Sebelum digunakan, rendam janur dalam air bersih sekitar 15–30 menit biar lebih lentur dan gampang dibentuk.
Langkah selanjutnya, siapkan pola dasar anyaman yang biasa dipakai, yaitu bentuk segitiga atau belah ketupat kecil di bagian ujung.
Ini penting banget karena jadi fondasi ketupat nantinya.
Anyam janur secara menyilang, satu ke kiri, satu ke kanan, pelan-pelan dan rapi.
Jangan terburu-buru, soalnya kalau salah satu anyaman longgar, bentuk ketupat bisa berantakan saat direbus.

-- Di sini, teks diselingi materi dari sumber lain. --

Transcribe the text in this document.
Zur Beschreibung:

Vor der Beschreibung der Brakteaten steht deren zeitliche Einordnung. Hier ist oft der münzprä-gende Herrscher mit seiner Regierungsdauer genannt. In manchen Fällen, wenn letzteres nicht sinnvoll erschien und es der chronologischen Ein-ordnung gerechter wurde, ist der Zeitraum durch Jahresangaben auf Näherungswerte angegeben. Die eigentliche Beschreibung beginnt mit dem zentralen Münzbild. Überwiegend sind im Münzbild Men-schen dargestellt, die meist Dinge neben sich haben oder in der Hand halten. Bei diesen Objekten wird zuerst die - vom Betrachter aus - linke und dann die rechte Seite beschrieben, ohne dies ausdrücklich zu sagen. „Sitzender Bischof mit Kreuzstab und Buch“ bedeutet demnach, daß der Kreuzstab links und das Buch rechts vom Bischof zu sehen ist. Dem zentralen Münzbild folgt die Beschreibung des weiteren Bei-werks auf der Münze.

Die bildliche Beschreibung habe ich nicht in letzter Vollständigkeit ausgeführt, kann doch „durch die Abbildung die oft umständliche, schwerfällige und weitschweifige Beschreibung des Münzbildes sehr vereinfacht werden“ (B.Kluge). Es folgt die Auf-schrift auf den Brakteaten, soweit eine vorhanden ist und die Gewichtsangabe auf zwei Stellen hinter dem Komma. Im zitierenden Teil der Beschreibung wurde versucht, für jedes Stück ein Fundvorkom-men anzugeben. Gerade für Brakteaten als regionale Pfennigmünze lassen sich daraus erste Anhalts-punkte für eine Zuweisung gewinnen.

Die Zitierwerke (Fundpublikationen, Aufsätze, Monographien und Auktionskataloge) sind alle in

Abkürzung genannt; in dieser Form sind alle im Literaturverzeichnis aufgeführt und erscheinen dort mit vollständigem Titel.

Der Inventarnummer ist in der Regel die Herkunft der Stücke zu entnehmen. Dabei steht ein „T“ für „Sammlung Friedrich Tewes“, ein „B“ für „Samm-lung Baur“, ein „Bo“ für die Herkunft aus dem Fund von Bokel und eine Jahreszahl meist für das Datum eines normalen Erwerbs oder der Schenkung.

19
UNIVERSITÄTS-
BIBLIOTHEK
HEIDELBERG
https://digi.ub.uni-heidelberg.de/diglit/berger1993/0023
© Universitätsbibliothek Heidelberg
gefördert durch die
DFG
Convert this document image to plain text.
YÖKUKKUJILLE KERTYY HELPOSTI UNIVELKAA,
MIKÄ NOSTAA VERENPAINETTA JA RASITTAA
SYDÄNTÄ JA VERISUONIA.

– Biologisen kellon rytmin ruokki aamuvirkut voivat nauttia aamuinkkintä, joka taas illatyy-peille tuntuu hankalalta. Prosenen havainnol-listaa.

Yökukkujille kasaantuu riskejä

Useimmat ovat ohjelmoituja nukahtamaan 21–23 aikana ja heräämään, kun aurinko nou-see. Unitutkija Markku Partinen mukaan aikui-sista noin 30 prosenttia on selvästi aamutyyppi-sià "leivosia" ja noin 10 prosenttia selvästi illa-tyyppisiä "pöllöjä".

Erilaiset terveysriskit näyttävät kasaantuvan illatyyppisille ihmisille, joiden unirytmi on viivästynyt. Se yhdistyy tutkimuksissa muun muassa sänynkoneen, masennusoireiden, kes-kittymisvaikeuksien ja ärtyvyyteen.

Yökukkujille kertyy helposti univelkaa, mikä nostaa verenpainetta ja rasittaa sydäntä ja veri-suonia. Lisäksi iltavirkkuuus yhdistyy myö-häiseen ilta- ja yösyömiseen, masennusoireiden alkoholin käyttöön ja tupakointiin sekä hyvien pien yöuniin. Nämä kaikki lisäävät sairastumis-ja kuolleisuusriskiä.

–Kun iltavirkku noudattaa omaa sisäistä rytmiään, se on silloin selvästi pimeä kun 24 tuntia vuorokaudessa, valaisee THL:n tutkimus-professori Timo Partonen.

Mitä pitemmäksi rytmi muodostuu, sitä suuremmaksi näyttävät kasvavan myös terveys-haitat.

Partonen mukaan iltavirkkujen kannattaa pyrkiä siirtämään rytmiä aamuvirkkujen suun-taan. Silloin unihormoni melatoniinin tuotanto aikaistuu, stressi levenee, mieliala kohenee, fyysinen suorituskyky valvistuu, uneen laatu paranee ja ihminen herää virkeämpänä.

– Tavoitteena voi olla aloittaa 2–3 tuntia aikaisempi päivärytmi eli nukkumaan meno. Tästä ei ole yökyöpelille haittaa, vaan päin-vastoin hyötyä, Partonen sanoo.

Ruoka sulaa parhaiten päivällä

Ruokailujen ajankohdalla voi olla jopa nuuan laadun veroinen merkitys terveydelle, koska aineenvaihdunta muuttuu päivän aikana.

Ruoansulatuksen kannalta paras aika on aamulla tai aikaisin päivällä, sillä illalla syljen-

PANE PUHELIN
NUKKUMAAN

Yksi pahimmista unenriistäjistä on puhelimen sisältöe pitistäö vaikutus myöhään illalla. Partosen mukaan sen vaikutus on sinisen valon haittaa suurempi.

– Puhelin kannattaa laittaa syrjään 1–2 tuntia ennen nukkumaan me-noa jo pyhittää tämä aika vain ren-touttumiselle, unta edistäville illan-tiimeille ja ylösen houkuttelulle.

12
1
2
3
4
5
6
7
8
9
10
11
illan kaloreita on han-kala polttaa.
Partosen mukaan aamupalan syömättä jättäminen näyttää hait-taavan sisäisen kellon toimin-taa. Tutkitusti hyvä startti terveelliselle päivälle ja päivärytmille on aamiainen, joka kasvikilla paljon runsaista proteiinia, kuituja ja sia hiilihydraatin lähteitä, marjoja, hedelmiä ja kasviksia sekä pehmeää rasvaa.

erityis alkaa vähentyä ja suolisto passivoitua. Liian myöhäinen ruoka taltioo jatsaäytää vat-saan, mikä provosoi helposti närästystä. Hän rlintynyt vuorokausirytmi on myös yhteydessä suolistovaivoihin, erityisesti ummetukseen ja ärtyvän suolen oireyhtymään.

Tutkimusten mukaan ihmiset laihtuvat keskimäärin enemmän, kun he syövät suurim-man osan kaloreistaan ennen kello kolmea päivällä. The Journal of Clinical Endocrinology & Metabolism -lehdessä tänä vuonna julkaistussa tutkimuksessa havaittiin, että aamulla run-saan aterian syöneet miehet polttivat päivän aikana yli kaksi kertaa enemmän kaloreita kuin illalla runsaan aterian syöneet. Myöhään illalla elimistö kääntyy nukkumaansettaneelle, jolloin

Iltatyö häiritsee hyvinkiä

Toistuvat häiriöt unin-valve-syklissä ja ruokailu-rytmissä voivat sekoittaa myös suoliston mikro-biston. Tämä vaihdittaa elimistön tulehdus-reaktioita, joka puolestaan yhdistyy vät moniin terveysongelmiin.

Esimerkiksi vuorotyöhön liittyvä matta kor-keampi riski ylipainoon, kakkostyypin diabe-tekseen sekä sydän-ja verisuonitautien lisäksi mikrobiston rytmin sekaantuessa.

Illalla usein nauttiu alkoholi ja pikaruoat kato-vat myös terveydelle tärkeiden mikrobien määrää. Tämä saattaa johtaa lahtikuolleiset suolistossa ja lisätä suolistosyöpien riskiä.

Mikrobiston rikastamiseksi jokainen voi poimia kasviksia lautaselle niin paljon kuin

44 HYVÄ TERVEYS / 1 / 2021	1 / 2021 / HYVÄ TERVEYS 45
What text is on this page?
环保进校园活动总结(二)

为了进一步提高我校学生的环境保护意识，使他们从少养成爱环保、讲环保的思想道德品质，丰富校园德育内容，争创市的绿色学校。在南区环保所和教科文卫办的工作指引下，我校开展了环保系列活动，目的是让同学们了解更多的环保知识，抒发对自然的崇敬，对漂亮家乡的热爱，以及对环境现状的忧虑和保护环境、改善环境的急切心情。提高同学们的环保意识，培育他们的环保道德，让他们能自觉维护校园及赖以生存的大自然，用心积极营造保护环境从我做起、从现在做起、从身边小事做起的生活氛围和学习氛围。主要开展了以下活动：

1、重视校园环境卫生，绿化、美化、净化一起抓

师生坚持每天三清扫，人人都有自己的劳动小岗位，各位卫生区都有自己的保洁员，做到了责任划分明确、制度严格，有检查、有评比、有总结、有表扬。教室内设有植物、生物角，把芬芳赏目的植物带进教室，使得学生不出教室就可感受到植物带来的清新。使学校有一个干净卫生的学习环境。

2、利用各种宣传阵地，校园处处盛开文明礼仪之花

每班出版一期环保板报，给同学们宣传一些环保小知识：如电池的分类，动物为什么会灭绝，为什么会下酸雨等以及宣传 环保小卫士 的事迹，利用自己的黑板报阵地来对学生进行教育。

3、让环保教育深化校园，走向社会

Setelah dasar terbentuk, mulai perlebar anyaman ke samping dan atas, tetap dengan pola silang yang konsisten.
Usahakan jangan terlalu kencang atau terlalu longgar, karena ketupat harus bisa menahan beras tapi tetap memungkinkan air masuk saat direbus.
Saat anyaman sudah cukup besar, masukkan beras yang sudah dicuci ke dalamnya.
Jangan terlalu penuh, cukup dua pertiga saja karena beras akan mengembang saat dimasak.